Los beneficios de la paciencia son todos los que acarrea no sufrir las consecuencias psicológicas y físicas de la ansiedad, el estrés y el enojo como rutina.
Uno se podría preguntar para qué se sometería a tal ejercicio de tortura cualquier ser humano con dos dedos de frente. Es muy simple: además de ahorrarnos tener rabietas, cazar peleas, decir estupideces o disuadirnos de sacar nuestros ahorros de una buena inversión a largo plazo para meter todo nuestro capital en una pirámide, los beneficios de la paciencia son todos los que acarrea no sufrir las consecuencias psicológicas y físicas de la ansiedad, el estrés y el enojo como rutina. Desde evitar un incremento de la tensión arterial y del número de dolores de cabeza por semana hasta una reducción del estrés oxidativo, las probabilidades de sufrir de insomnio o de los alarmantes retorcijones de quienes somatizan intestinalmente la inquietud, entre muchas otras cosas. Conjunto de beneficios tan holístico que bien podría competir con los del noni, el ginkgo biloba o el ashwagandha por el título de fruto de la eterna juventud.

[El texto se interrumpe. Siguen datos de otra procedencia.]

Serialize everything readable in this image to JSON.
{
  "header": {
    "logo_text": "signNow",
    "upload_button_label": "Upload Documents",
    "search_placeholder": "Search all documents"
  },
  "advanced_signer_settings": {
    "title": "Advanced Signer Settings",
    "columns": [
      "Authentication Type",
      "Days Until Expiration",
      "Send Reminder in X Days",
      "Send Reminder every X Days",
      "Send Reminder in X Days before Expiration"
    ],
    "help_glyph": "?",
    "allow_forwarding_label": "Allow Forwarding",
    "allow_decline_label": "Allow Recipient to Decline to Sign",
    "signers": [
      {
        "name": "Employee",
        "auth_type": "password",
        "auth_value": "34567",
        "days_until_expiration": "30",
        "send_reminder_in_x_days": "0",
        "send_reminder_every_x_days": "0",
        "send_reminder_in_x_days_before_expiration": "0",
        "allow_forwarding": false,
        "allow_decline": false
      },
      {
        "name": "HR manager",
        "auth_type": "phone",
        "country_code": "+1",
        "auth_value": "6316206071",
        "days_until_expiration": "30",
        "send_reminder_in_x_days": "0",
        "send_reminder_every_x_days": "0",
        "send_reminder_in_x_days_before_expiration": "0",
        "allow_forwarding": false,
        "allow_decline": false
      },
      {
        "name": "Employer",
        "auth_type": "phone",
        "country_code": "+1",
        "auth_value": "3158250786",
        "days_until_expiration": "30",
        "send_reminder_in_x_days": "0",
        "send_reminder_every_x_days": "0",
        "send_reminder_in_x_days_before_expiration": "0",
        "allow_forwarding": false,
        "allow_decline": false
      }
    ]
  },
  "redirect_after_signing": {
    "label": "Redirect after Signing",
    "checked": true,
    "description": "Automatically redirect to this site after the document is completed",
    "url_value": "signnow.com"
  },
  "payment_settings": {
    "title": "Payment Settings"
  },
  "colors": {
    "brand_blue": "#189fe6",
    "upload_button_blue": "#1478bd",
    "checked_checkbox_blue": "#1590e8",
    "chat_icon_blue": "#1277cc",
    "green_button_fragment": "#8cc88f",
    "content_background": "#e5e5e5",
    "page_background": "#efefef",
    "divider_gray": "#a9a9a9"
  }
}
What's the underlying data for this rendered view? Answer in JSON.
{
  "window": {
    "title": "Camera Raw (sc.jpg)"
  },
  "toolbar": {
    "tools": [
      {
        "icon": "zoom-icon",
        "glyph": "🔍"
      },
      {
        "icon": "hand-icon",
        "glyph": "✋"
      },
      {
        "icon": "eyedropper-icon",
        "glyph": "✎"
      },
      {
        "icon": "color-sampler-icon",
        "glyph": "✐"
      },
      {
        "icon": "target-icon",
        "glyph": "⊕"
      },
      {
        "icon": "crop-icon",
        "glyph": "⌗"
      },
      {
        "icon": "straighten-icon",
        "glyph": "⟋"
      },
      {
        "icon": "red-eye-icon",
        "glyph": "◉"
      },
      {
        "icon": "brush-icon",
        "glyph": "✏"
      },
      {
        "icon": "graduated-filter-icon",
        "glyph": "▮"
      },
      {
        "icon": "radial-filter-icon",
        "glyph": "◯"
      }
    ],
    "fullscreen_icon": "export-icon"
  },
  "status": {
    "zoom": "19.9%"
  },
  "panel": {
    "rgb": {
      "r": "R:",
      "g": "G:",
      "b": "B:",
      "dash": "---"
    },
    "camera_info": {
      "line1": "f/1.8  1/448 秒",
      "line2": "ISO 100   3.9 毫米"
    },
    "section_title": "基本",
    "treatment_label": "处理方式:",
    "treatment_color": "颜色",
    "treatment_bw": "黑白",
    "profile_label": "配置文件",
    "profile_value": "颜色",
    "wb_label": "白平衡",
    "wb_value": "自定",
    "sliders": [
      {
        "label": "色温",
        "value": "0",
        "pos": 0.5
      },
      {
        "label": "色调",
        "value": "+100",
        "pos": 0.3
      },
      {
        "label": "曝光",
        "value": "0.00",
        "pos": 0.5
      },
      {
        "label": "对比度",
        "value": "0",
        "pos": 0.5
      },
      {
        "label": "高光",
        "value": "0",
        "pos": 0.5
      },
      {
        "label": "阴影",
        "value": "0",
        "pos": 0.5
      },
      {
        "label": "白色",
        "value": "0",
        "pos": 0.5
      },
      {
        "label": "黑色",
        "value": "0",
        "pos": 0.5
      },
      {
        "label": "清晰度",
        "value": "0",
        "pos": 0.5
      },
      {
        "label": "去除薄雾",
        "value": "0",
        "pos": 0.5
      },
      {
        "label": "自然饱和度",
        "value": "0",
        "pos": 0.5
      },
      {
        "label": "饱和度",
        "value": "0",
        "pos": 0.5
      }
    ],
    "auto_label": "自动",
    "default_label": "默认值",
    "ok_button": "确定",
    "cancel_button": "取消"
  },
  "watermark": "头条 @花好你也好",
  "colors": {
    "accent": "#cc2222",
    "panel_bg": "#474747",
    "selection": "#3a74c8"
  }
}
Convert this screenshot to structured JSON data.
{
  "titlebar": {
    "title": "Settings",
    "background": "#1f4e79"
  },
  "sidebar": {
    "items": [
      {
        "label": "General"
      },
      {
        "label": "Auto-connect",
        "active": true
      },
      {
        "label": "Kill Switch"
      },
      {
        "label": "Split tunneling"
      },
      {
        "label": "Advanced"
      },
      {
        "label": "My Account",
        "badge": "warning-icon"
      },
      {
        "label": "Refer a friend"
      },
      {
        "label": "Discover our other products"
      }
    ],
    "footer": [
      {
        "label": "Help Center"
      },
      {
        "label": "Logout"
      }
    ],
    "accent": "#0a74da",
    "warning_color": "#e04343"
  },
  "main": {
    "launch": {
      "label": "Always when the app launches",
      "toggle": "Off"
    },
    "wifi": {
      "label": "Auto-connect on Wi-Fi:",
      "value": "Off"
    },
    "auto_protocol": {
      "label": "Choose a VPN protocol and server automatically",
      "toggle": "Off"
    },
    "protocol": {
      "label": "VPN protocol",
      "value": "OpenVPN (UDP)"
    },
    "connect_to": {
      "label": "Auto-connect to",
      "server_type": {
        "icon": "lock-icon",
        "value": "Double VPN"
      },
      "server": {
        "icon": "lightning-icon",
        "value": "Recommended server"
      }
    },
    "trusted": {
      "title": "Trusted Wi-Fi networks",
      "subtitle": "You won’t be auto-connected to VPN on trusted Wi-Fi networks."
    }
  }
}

Contemplo lo que sería disfrutar de aquel sabor en mis interacciones con la burocracia. Lo que sería entregarme a todos esos beneficios de remedio ancestral vegetal para las molestias humanas. Me considero meticuloso, poco irritable, persistente y detesto el afán, pero cada cual carga una cruz hecha sobre medidas. De modo que aquí seguiré escarbando mis granos de arroz en el piso de mis días mientras reniego de la estulticia de los protocolos de servicio al cliente. Quizás el día en que menos lo espere dejaré de quejarme de todo esto y podré marcar quince veces a un banco donde no contestan para explicarle al funcionario de turno, con toda la paciencia del mundo y sin perder la sonrisa, cómo me apenan sus ingeniosas soluciones.